About ISSN Barcodes
The ISSN barcode (International Standard Serial Number) is the global identifier for periodic publications, including magazines, journals, newspapers, annual directories, and academic serials. While books use the ISBN, magazines and periodicals use the 8-digit ISSN number, which is converted into a 13-digit EAN-13 barcode structure for retail scanning.
How ISSN Encoding Works
To represent an 8-digit ISSN as a retail barcode, it is wrapped in an EAN-13 structure. It begins with the prefix "977", followed by the first 7 digits of the ISSN number. Next is a 2-digit sequence code (usually "00") used to denote price changes or special versions. The barcode ends with a modulo-10 check digit. It is frequently printed with an EAN-2 add-on barcode to track issue numbers.

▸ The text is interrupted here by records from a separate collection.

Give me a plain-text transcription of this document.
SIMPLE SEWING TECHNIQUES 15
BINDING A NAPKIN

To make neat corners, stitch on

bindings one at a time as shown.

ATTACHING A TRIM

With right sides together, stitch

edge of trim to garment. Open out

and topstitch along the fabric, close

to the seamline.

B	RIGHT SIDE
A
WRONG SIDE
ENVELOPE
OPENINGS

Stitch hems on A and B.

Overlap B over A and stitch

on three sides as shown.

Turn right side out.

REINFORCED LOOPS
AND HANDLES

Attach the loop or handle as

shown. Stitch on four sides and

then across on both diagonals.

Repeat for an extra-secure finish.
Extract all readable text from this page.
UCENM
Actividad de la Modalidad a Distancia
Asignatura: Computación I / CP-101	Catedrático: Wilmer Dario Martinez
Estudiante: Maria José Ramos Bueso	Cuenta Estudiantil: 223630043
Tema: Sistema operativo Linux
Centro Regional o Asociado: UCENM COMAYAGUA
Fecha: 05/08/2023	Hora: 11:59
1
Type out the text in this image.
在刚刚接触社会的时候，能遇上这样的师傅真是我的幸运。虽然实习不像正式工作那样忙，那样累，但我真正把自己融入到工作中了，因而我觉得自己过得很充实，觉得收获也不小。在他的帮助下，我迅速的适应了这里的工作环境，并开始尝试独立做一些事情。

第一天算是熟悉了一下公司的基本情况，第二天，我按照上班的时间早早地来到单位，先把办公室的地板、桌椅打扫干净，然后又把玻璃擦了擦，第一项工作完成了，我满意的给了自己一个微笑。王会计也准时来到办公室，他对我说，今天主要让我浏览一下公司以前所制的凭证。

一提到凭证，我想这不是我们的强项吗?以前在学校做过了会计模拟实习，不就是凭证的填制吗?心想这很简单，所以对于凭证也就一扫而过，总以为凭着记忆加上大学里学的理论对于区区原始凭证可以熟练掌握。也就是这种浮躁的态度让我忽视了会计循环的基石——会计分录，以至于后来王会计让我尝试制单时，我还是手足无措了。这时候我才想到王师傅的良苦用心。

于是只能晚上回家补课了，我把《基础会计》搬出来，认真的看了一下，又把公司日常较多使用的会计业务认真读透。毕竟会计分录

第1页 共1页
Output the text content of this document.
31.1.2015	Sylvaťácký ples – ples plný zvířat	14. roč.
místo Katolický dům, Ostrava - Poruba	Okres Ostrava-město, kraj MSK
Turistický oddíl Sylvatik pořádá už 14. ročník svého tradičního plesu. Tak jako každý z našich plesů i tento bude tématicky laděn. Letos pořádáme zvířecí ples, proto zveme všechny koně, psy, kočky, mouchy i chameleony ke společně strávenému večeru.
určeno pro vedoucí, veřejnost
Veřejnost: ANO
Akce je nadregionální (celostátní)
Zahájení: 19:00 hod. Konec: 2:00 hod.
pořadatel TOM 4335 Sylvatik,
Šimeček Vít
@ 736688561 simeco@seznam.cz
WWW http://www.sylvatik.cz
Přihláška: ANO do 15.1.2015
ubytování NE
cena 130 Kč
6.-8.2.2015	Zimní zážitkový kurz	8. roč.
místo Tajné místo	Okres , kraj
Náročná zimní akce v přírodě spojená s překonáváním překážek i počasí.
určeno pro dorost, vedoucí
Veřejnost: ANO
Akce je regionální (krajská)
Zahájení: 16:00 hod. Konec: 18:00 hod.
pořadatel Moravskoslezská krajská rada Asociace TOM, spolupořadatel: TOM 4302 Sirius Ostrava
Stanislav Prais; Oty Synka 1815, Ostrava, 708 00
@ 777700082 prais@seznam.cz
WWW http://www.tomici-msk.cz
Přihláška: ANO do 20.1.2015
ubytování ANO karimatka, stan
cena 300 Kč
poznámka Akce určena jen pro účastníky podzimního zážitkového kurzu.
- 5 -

Common Applications and Industries
ISSN barcodes are printed on the covers of magazines, newspapers, scientific journals, and comic books. Retailers scan the barcode at checkout to track inventory and ring up the correct price. Distributors scan the combined ISSN and EAN-2 codes to verify the current issue number and process returns of expired magazines.
Advantages & Limitations
ISSN barcodes enable magazines and periodicals to be scanned at standard retail checkouts alongside regular grocery items. The addition of EAN-2 allows easy issue-level tracking. The main limitation is that it only identifies the publication title series, not the specific issue contents, requiring the EAN-2 add-on for serial distinction.